Nan laughed too. “Try it at least. Two bites.”
Inside, Isaac whistled as he scooped coffee into the percolator. He smiled when he saw me and whistled a little louder. I think it was a riff from a Frank Ocean song.
The sun was over the horizon now. Pink-bellied clouds taking over the sky. The patio doors were open. Bark ran outside to pee on his favorite canistropsis.
* * *
When I got home, I went on Facebook.
Luca’s profile picture was one I’d taken. He was wearing a gray flannel shirt that was threadbare at the elbows, holding the boom mic over his head, laughing so hard at one of Bitsie’s jokes that he was blurry with movement.
His cover photo was a picture Mo took two days before the mermaid show. Me, Nan, Luca, and Bitsie in a row, arms linked, walking like The Monkees across Bitsie’s lawn.
I sent him a message: There’s more to shoot. Come back.
EPILOGUE
Isaac cut his hours so he could spend more time with Nan. He was training me to take over. He came in mornings, while Nan had swim class, and left to spend afternoons with her. We’d been working out the details. My ideas were bigger than my fears.
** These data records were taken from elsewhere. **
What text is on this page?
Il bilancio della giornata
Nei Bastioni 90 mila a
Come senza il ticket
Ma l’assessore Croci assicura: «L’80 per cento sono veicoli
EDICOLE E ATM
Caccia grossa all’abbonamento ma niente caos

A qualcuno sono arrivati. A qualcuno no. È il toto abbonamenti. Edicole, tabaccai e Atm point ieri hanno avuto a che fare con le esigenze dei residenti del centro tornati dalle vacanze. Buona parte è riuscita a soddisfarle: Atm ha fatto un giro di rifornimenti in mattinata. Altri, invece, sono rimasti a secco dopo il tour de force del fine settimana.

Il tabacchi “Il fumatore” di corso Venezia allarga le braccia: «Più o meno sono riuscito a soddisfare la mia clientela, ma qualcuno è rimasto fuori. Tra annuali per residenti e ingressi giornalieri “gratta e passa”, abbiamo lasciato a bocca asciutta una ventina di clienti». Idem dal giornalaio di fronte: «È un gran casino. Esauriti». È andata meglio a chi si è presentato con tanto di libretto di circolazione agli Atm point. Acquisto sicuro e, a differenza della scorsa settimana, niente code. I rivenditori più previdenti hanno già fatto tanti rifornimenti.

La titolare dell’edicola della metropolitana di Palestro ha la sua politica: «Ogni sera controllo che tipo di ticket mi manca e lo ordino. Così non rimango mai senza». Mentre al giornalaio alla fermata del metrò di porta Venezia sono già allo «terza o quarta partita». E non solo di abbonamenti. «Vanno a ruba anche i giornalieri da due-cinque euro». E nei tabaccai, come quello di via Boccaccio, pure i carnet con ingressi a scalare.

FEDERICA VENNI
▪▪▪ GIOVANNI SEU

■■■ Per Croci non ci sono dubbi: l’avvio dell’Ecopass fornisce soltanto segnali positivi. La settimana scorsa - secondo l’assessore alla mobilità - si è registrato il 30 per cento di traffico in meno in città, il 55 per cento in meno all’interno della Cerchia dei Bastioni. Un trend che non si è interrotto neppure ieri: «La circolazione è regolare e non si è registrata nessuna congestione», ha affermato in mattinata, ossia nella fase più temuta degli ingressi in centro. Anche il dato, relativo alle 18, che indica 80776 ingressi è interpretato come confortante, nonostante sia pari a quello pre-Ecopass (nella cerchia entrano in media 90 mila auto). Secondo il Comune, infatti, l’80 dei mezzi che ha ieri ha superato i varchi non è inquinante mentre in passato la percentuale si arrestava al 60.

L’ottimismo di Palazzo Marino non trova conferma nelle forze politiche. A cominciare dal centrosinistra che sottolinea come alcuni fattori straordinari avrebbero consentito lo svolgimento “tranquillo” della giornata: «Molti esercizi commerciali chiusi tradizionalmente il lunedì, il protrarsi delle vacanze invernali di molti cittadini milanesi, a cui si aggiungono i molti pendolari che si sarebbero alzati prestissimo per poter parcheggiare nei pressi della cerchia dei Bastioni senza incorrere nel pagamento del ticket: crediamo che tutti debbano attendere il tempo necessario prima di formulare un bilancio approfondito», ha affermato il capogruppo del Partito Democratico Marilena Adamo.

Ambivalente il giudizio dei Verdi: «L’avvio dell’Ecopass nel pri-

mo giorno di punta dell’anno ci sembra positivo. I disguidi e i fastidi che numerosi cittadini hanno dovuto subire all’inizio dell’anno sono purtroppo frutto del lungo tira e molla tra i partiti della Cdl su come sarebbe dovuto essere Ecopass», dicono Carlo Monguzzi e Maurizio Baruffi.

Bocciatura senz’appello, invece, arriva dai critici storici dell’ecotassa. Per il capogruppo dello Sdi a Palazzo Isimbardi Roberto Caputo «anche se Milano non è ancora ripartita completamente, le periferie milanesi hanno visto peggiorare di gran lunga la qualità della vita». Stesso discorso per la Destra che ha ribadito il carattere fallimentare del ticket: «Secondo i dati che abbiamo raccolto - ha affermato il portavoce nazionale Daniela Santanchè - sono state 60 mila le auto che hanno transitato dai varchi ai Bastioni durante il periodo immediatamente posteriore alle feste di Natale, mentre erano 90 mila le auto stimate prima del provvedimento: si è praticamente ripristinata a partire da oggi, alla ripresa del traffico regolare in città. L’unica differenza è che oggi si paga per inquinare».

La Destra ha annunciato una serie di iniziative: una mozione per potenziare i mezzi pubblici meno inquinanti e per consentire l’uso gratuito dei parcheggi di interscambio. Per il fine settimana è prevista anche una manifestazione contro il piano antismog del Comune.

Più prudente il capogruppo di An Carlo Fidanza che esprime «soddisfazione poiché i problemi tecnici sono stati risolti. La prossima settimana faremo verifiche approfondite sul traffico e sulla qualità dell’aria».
Marta hired me to create her granddaughter’s wedding dress from scratch, and I was at the shop early on Sunday to put in time on the beadwork.
The doorbell rang. Bark ran to the front of the shop, growling. “Hey, bud,” I said, following behind him. “That’s not good for business!” I pointed to the CLOSED sign, but then I looked up. It was Luca.
I opened the door.
Bark wagged his tail.
“Hey,” I said, moving aside to let Luca in. He’d cut his hair. It was wispy around his face.